O teto para as despesas públicas e a postergação das dívidas dos ricos, reduzindo ainda mais as receitas, situam-se em um campo visual oposto ao da perspectiva adotada pela maioria da população. Mas a insensibilidade às prioridades populares é insustentável, especialmente diante do desequilíbrio provocado pelas falhas de cálculos e promessas de retomada do crescimento econômico e de uma coalizão política liderada por ministros e parlamentares acusados de corrupção. Então começou a se dizer que não é bem e nem tanto assim. De repente, a bancada da saúde — antes carimbada por defensores da PEC do corte de gastos como o suprassumo do atraso, um grupelho de defensores de interesses particulares, de verbas públicas para hospitais filantrópicos e privados — foi promovida a categoria de nobre e legítima defensora do direito universal à saúde. E os argumentos sobre a premência da boa gestão de gastos foram reconvocados, e seriam sérios não fosse a ligeireza das avaliações sobre a localização dos erros. Jogar luzes apenas sobre o pagamento para servidores públicos e dar um sumiço na magnitude e aumento dos gastos tributários (não pagamento de impostos e contribuições que conformam receitas para a saúde) iludem e impossibilitam que os recursos existentes sejam bem utilizados.

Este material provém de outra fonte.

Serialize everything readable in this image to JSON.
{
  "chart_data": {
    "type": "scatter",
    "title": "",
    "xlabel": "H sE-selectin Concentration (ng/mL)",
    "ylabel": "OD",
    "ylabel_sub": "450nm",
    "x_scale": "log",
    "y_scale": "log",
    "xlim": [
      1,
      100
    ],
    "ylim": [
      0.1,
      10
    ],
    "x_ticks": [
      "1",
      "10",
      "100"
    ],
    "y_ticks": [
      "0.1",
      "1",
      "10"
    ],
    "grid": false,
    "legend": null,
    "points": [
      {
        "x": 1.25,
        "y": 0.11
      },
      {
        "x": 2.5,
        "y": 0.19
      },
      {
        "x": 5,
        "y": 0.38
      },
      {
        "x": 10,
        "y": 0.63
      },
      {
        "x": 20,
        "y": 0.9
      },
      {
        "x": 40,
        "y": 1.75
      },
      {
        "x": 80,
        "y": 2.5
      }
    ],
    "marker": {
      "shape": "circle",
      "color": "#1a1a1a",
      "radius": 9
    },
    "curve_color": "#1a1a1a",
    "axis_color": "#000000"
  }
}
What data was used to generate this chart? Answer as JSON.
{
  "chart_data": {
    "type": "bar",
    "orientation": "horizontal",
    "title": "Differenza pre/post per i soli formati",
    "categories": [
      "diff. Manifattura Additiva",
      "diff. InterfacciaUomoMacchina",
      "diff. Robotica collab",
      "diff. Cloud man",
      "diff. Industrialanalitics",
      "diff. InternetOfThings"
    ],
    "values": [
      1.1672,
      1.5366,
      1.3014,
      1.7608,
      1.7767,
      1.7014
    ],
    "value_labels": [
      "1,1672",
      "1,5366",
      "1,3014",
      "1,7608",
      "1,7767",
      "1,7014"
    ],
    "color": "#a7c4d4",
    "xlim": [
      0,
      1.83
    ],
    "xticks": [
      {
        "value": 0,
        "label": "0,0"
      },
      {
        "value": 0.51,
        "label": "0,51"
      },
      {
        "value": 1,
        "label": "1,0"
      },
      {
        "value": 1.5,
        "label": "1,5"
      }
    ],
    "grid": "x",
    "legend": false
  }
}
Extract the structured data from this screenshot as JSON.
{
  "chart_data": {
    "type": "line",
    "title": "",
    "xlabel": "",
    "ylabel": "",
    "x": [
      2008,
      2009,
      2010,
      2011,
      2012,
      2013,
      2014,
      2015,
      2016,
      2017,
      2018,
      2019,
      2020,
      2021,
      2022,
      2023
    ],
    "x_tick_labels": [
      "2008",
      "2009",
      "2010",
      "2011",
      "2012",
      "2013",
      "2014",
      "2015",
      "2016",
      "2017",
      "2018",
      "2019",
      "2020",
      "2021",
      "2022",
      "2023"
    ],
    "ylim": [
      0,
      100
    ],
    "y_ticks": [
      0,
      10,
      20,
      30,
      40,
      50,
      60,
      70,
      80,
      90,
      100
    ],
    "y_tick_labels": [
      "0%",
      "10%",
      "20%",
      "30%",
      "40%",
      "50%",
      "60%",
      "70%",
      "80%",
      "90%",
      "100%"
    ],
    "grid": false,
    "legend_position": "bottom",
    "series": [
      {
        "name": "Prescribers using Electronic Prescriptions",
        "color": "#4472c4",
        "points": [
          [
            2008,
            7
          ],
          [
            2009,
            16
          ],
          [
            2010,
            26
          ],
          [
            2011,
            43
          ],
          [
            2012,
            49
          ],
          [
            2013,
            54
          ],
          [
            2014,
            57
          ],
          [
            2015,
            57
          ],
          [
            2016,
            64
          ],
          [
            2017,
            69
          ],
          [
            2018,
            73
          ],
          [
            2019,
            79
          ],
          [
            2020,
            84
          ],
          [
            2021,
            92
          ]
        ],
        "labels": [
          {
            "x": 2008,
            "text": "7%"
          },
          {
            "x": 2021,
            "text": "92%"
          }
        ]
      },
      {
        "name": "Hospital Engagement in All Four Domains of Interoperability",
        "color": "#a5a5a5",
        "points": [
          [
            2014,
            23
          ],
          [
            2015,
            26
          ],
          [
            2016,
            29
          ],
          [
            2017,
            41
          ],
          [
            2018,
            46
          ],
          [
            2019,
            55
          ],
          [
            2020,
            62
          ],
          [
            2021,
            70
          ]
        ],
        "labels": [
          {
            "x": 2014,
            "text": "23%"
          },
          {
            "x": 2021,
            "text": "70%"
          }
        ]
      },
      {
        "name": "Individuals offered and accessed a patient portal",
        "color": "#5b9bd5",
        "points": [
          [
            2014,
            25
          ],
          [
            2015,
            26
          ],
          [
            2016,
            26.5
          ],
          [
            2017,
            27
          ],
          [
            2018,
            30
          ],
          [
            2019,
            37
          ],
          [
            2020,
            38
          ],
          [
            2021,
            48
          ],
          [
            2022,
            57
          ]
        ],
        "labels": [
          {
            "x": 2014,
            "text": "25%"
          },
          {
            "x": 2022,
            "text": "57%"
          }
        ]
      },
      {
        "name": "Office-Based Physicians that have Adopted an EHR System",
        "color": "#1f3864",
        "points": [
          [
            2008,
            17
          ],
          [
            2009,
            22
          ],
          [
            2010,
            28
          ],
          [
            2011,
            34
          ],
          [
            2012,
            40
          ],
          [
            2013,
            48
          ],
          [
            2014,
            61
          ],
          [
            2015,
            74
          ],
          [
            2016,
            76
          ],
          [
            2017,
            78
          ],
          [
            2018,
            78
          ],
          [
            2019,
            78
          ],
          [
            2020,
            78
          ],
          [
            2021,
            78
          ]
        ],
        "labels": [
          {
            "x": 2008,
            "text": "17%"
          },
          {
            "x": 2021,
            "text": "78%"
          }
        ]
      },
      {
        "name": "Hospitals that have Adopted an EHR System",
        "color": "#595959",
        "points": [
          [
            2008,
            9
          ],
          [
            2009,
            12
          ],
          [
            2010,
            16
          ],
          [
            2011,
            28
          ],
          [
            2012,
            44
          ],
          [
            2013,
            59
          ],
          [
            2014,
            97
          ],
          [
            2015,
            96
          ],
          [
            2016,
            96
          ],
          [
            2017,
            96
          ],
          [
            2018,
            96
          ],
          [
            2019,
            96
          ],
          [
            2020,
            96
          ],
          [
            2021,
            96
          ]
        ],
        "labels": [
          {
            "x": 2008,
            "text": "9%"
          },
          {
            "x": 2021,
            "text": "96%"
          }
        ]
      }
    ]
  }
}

Preços podem ser reduzidos e o acesso, ampliado, se o país expandir sua base produtiva de medicamentos e equipamentos. As regras estabelecidas para pagar valores extremamente elevados por insumos protegidos por patentes têm sido questionadas por organismos internacionais de saúde e por determinadas e populosas nações em desenvolvimento.

A análise criteriosa dos custos e benefícios de serviços de terceiros, tais como segurança, limpeza, recepção e com organizações sociais, que em certos casos representam mais da metade dos recursos disponíveis, também poderá redirecionar o financiamento para as atividades diretas de atenção aos pacientes. Olhar para o gato e para o peixe é um imperativo para tentar evitar a regressão definitiva de atividades essenciais de saúde. Mas mexer nos inúmeros e variados contratos que organizam o sistema não é simplesmente uma tarefa técnica, falta transparência e debate político sobre os interesses econômicos, situados atrás das convenções. Em 2016, os ciclopes apagaram a saúde da agenda pública. No ano que vem, caso se pretenda continuar propiciando atenção aos problemas mais frequentes de saúde, o uso de lentes bifocais deveria ser obrigatório para todos os responsáveis pelas decisões que envolvem políticas públicas.